1. Extrapolated from the National School Violence Study of 2012 (released in 2013) amongst randomly selected secondary schools from all provinces (of which the sample comprised of 5939 learners, 121 principals and 239 educators),
(a) 12, 2% had been threatened with violence by someone at school;
(b) 6. 3% have been assaulted;
(c) 4, 7% had been sexually assaulted or raped;
(d) in terms of the National School Violence study of 2012, an overall of 49,8% of learners claimed to have been caned or spanked by an educator or principal.
Provincial rates of corporal punishment ranged from 22.4% to 73.7%, with the highest levels of corporal punishment observed in KwaZulu-Natal (73.7%).
When assessing the rates per province, the data shows increases as well as decreases in the rates of corporal punishment by schools across the country.
Increases in the use of corporal punishment over the past four years were noted for Mpumalanga (rates increased from 43.6% in 2008 to 63.5% in 2012), the Eastern Cape (rates increased from 58.5% in 2008 to 66.9% in 2012), KwaZulu-Natal (rates increased from 48.7% in 2008 to 73.7% in 2012) and the Western Cape (rates increased from 17.1% in 2008 to 22.4% in 2012).
The most significant decrease in the rates of corporal punishment reported by learners was observed for Gauteng, with rates dropping from 61% in 2008 to 22.8% in 2012.
The use of corporal punishment as a means of discipline was also less frequently reported in Limpopo, the Free State, the North West and the Northern Cape in the 2012 wave of the study.
While the difference between male and female learners was not significant, males (50.4%) did report fractionally higher levels of corporal or physical punishment than female (49.4%) learners
(2) The Early Warning System (currently referred to as the National School Safety Framework) was approved in April 2015 and the training of Provincial Master Trainers commenced on 1 June 2015 and was completed on 27 August 2015. The roll out of school-based training workshops by the trained Provincial Master Trainers will commence in January 2016. Therefore no statistical data is available regarding implementation in (a) provinces and (b) district.

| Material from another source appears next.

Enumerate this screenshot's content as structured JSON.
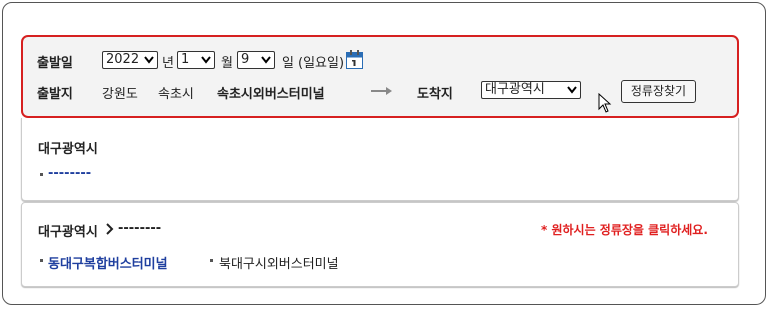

(3) The Partnership Protocol between Department of Basic Education and South African Police Services (SAPS) is still valid and schools linked to local police stations are collaborating with police officials in terms of combatting crime and violence in schools.
(4) Training workshops conducted by Information Management Systems are currently underway (a) in provinces and (b) districts on the utilization of the South African School Administration and Management System (SA-SAMS) to report on behavioural transgressions, crimes and violence.
(5) As part of the Partnership Protocol between the Department and SAPS 16603 (verified data) schools have been link to local police stations and established School Safety Committees.